I admit to being a dyed in the wool Disney fan. I visited Walt Disney World for the “one and only trip” in 1992 when my kids were 10, 6 and 5. I’ve since returned over 55 times, sailed with Disney Cruise Line 16 times, visited Disneyland Paris and Disneyland California, and have traveled the world six times with Adventures by Disney. There is a lot more that I can add to my Disney Fan “résumé ” but you get the picture.
But Universal? I detoured there on one of our early Walt Disney World trips and have never had the urge to return. I just didn’t feel that magic that always stayed with me even after the longest of Disney days.
Fast forward to 2015 when I had a chance to visit Universal again. Although I was more than a little curious about all of the Harry Potter additions, I was lukewarm about the visit. I remembered thrill rides that I didn’t care to ride, long lines in the hot sun, and so-so fast food.
So… how I became a Universal fan was purely by accident, and against all of my best efforts to resist its charm. It just snuck up on me!
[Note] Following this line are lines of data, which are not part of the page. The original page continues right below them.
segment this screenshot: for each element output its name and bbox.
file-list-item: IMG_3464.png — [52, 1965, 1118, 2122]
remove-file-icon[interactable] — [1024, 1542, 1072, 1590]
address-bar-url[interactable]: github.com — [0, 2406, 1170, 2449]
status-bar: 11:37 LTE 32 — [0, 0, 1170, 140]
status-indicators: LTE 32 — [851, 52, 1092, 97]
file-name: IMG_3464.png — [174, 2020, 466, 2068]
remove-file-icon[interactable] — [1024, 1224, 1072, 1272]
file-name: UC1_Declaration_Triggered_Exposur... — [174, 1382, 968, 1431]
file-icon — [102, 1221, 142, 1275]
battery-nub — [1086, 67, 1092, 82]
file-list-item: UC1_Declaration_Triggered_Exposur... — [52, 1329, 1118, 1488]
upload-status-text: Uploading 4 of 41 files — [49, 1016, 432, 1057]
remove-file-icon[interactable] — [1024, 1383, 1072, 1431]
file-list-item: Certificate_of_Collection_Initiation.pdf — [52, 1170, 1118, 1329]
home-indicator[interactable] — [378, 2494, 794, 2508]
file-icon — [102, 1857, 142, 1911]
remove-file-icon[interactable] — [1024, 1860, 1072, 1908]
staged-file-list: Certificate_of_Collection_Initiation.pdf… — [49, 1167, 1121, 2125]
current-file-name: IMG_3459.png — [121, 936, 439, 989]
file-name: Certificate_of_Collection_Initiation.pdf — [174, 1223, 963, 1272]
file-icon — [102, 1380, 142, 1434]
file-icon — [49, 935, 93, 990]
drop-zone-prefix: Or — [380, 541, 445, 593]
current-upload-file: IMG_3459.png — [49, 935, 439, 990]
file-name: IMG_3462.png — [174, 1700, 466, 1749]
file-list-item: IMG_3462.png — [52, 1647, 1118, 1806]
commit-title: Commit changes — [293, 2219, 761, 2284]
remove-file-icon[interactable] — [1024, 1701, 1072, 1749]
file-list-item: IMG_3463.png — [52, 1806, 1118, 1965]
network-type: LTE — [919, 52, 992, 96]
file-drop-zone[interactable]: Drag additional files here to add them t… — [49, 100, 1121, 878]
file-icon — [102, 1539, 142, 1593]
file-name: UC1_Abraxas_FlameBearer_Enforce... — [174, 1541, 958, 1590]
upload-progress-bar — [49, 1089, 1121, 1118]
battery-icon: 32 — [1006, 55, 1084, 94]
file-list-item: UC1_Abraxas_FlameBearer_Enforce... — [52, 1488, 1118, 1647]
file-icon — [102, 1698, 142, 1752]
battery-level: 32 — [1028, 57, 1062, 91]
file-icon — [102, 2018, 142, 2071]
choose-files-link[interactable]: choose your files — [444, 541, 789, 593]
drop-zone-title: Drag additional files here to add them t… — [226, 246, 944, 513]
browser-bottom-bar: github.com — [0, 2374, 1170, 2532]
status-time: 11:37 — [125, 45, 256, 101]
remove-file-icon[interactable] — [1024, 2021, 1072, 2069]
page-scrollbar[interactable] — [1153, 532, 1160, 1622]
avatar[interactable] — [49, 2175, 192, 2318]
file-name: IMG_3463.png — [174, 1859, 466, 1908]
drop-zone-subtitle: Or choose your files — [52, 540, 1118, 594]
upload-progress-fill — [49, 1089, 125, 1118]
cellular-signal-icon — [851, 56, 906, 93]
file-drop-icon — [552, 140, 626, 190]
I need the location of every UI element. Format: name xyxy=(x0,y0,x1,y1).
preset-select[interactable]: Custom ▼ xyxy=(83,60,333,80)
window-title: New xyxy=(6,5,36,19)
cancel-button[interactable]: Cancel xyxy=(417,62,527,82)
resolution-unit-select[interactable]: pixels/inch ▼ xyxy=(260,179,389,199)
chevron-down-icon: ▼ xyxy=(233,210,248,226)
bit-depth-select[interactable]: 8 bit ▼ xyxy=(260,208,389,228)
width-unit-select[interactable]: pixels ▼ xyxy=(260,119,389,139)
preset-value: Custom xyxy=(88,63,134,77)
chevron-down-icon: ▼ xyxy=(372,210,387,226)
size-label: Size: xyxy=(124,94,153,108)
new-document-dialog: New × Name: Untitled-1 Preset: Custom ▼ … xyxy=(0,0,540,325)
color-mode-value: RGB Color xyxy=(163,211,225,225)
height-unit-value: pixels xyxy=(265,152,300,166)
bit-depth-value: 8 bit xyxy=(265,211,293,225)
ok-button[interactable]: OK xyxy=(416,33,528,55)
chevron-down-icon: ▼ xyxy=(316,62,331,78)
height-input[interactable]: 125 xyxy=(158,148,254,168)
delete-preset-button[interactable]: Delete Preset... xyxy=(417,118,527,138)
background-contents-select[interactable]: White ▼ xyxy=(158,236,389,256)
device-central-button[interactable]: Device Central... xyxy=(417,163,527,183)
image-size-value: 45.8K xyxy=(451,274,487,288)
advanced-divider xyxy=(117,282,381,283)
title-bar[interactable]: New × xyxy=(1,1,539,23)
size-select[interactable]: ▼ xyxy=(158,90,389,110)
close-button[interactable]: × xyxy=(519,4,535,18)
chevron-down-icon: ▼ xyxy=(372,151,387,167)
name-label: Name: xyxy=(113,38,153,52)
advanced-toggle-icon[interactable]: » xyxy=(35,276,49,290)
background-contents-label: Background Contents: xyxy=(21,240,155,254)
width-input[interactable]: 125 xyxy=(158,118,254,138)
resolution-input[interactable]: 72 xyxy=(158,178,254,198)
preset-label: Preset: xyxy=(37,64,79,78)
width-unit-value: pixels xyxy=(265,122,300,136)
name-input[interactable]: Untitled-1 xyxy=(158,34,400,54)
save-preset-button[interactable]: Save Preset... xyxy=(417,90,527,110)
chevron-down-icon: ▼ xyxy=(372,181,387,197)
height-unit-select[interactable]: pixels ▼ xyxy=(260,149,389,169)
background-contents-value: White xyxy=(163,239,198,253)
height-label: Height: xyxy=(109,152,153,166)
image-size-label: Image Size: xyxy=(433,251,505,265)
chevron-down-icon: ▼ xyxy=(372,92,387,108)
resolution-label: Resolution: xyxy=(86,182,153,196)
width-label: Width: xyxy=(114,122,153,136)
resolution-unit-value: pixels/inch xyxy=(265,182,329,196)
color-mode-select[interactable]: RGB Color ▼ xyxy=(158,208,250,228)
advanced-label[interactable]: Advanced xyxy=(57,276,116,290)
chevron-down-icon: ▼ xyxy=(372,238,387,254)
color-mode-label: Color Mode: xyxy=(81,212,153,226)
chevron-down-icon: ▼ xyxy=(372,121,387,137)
Some of the steps on my 2-day road to rediscovery:
The entertainment: Although I didn’t take advantage of much that was offered in our short visit, I did have a dining package reservation for the Universal’s Cinematic Spectacular – 100 Years of Movie Memories.
Although it may not compare to the grandeur of Disney’s Fantasmic! or the spectacle of IllumiNations or Wishes!, it is a sweet (and sometimes scary) compilation of 100 years of movies, narrated by Morgan Freeman. If cinema is a part of your life in any way (and two of my kids work in Hollywood while the other is an actor in Boston), then there is bound to be something in this montage that brings back a family memory, or at the very least just makes you smile. I likely wouldn’t visit Universal just for this attraction, but I’m glad I saw it and I’d see it again.
I also had the opportunity to see Blue Man Group again. The combination of performance art, intelligent humor, music, and a clever commentary on current societal norms always makes for very unique entertainment. Although occasionally weird and wacky, it’s hilarious fun!
The food: Dining is an important part of many guests’ vacations, but in two days, even the most enthusiastic foodie can’t come close to sampling it all. I did give it my best effort, however. After casual meals at Three Broomsticks and the Leaky Cauldron, fine dining at Lombard’s Seafood Grille and finally a sumptuous breakfast at Trattoria del Porto, I quickly erased memories of meals past. Universal’s dining choices have grown considerably over the years, with over 100 locations throughout Universal Studios, Islands of Adventure and CityWalk, and many looked both interesting and delicious, especially on my then empty stomach.
The resort hotels: This is another area in which Universal has excelled. Our stay at Portofino Bay was reminiscent of trips to Italy, including the arches, marble lobby floors, and outdoor walkways lined with towering cypress trees. The rooms themselves were elegantly decorated and very spacious. Even the imaginative Despicable Me Kids Suite still gives parents a sense of luxury while allowing the kids to escape into a one of the coolest kids’ rooms I’ve ever seen.
Having the opportunity to tour the three other hotels, and learning about the latest being built, I was just as impressed with the quality for the price point. Having increasingly more options for larger families with smaller budgets shows that the company is listening to guests’ needs.
The attractions: There are tour books and blogs and articles enough to spin the head of any potential Universal guest, and my opinion as a newly reformed guest isn’t as important as those who really know these parks. What I will say is that I am a self-proclaimed ride wimp. You will never see me on one of Universal’s roller coasters. I also have the neck and back issues that every sign warns you about, making you think they will be taking you out on a stretcher. However, I knew that I wanted to build up the courage to at least ride The Amazing Adventures of Spider-Man and Transformers: The Ride-3D.
I was just a little apprehensive before boarding my vehicle for Spider-Man. See “wimp” above. By the time I got off of Transformers, I was ready to book my next trip to Universal just to ride again. I don’t think I stopped grinning for the entire 4-minute ride. After a text to my sons saying, “Best. Ride. Ever!” I received a reply: “You’re at Universal? Who are you and what have you done with my mother?”
Harry Potter: If I wasn’t converted before walking into the Wizarding World of Harry Potter, then this was the crumbling of my last wall of resistance. The attention to detail in Hogsmeade was unlike anything I’ve seen anywhere (and yes, this includes the Disney parks) and Diagon Alley was all that I imagined, yet chock-full of the unimaginable. It’s truly a world that you don’t simply visit, but in which you become completely immersed. Being the mom who had to buy two copies of each book when it was released (one for me and one for the kids), this may have meant more to me than to those less enthralled, but Universal knocked this one of the park (so to speak).
And yes, the inner child of this 61-year-old did buy an interactive wand (Snapes!), and spent half the morning excited to find the designated spots to perform her spells. It really was magic: My transformation was complete!